MARKNetwork Education Part 7:

Difference between Masternodes & CPU/GPU mining (With Pros and Cons)

Short summary of the article:

“Do not get left behind!”

»While GPU Mining renders the Blockchain capability to validate each transaction, Masternodes provide an additional layer of security to the Blockchain. The advantages of Masternode goes beyond this. Let us explore how the GPU Mining and Masternodes differ.«

MARKMining Shared Masternodes as a Service

The promises of decentralization and creation of immutable records lucrated the liberals to the disruptive blockchain platform. It started with the mining of block number 0. Satoshi Nakamoto mined the 0th block of bitcoin on 3rd January 2009 and received a reward of 50 Bitcoins. As per today’s stats, bitcoin mining has broken the glass ceiling. 17 million bitcoins have been mined till date and only 4 million left to mine.

 

Blockchain has come a long way!

 

Today it brings everyone an equal opportunity to acquire coins by buying, mining or with a Masternode. If you have been scratching your head over which way to go. This article solves the riddle. 

CPU/GPU Mining

If you have been wondering how a new Bitcoin comes into existence, mining is the age-old answer to it. A lot has been said about CPU/GPU mining over the internet. Simply put forward, when high computational of computers are used to solve the cryptographic problem with each transaction, a new block is generated.

 

The computer that achieves this feat first is incentivized with Bitcoin. It sounds too simple on the paper, but mining coins consumes a tremendous amount of computational power. It needs a dedicated software to solve the mathematical problem.

 

Setting up a miner is a capital-intensive task. It calls for advanced infrastructure cost, electricity cost and truckload of other complexities. While setting up a miner the brainstorming primarily revolves around

 

  • Number of cryptocurrencies the equipment can mine

 

  • CPU, GPU or ASIC mining

 

  • Cooling of the powerful equipment

 

As of late, the mining difficulties are magnifying, CPU mining is no longer yielding profitable results. Miners are moving from CPU’s to ASICs and FPGA’s.

Mining Alternative

The rising power consumption in mining edged Ethereum to transition from Proof of Work to Proof of Stake. This is where Masternodes come into the picture. They open up an alternative way of earning on cryptocurrencies held by the owner.

 

Making the complex task easier, Masternodes are wallets that are 24*7 connected and synchronized with the blockchain network. A Masternode acts as a security blanket to the network and also plays a vital role in confirmation and rejection of the transactions.

 

The Masternode owner receives rewards as per the incentive plan established between the owner of Masternode, holder of Masternode and the miner. It gained more traction over CPU mining as its power consumption figures are negligible as compared to PoW. All the owner needs to do is hold the coins and keep them connected to the network 24 * 7. 
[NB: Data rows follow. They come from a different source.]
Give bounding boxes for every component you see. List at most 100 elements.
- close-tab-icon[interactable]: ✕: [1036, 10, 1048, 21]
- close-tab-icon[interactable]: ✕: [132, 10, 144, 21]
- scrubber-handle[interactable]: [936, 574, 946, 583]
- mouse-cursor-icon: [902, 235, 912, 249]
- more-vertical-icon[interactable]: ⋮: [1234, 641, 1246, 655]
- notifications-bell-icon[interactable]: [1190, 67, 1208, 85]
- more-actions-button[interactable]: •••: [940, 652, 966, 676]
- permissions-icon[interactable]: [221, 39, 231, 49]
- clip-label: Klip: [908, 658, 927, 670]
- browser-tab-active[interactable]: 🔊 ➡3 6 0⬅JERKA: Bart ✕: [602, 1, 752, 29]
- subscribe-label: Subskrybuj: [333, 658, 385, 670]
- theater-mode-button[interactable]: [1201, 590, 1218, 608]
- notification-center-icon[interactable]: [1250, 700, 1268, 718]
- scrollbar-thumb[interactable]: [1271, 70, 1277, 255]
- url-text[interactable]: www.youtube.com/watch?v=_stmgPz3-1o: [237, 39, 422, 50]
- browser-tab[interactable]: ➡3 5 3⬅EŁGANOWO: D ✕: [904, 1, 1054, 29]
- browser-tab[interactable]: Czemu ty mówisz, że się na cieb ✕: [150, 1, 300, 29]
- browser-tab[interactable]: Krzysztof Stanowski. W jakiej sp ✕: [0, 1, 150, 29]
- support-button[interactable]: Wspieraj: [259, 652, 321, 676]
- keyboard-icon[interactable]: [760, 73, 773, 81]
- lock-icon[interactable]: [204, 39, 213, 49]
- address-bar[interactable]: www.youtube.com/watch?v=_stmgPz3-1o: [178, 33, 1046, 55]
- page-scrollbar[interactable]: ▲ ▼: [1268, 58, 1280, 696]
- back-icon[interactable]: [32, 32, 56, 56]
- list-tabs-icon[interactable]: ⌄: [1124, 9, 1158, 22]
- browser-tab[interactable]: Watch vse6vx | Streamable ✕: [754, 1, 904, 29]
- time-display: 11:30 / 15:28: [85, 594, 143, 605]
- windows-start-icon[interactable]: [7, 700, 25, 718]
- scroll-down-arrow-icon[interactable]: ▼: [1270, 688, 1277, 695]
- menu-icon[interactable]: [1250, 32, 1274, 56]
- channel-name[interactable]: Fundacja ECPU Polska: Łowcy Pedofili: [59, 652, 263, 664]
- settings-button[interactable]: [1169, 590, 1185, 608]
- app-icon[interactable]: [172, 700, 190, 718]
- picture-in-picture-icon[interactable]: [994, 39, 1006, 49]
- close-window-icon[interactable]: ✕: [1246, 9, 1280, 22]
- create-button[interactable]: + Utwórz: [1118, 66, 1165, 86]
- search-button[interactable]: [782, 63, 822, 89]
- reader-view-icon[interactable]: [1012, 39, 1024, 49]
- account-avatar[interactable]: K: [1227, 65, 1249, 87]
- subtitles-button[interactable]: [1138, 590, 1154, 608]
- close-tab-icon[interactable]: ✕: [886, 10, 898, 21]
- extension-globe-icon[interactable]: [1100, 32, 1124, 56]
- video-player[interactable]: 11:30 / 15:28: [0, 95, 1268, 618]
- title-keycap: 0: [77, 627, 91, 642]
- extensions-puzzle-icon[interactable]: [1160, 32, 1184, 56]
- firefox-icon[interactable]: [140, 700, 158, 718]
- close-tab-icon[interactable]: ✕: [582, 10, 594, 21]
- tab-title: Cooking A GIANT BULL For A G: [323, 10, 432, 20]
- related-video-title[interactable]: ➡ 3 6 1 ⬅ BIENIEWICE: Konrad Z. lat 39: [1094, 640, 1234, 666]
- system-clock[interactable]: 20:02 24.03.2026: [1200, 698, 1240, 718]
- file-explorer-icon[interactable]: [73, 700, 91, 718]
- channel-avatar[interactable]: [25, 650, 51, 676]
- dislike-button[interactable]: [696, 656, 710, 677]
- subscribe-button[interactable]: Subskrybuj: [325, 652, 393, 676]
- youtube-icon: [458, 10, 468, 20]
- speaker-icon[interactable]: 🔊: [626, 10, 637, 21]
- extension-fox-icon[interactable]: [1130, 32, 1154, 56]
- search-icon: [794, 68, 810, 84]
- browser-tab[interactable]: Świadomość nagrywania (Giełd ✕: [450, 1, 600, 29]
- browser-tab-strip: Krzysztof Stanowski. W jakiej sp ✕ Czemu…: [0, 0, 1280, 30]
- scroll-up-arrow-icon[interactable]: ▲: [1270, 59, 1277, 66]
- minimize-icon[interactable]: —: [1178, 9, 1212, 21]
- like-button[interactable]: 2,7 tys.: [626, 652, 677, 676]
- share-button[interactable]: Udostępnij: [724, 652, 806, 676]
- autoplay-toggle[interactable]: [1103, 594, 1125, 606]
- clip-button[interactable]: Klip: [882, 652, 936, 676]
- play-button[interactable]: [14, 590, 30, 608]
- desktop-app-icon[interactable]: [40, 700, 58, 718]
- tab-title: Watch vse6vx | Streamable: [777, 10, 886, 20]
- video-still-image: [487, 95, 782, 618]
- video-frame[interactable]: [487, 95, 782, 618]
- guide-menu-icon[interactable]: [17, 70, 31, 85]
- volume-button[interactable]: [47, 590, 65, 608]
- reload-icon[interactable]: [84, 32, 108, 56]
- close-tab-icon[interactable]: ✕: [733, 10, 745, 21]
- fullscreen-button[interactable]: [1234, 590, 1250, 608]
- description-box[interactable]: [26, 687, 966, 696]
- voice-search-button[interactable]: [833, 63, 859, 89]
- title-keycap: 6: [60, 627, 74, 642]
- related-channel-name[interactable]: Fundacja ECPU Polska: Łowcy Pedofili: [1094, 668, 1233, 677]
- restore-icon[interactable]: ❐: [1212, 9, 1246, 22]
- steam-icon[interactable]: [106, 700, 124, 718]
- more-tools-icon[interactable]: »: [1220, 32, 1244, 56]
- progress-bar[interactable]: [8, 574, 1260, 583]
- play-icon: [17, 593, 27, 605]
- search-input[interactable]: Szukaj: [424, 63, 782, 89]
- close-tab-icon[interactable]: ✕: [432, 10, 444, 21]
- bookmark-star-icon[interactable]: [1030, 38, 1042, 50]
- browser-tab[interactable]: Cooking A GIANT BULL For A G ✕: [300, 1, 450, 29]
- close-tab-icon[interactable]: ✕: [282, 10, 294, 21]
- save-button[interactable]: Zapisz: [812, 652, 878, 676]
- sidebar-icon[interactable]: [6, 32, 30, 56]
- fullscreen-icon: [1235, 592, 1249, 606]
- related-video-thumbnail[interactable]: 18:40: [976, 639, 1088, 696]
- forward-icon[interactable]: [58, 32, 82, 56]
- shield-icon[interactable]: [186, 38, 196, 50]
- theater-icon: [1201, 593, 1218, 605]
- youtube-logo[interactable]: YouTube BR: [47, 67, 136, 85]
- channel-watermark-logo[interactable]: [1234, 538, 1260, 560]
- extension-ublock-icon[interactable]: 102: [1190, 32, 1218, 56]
MARKMining: Full and Shared Masternodes as a Service

Pros of CPU/GPU Mining

  • Mining does not always required specialized hardware required. Coins can be mined over a mobile phone too

 

  • It does not require too much of technical knowledge

 

  • College student mine for fun

 

Currently the meteoritic rise in the mining difficulties challenged the miners. A lot of debate is going around its profitability. The slump in the prices of cryptocurrencies has led to mining becoming unprofitable. 

Cons of CPU/GPU Mining

  • Tremendous amount of power consumption to solve the mathematical problems

 

  • Capital intensive infrastructure set up to make it turn profitable

 

Pros of Masternodes

Masternodes offers investors high-level functions. Let us explore:

 

  • Increased anonymity and privacy of the transactions

 

  • Instant sending of transactions as the block generation speed is faster

 

  • X11 hashing algorithm for enhanced security

 

  • Reward distribution between the holders and miners

 

  • Voting right to improve the coin capabilities

 

  • A less manipulated network as the entry barrier is higher 

 

Cons of Masternodes

  • The wallets need to be synchronized with blockchain network 24*7

 

  • Higher barrier entry is the disadvantage too 

Who wins?

As Masternodes run with Proof of Stake and make holding coins two way profitable. To explain, the staker earns loyalty rewards when the price of the coins are soaring up. Each coin offers a different range of distribution of rewards and it is up to you to make the right pick.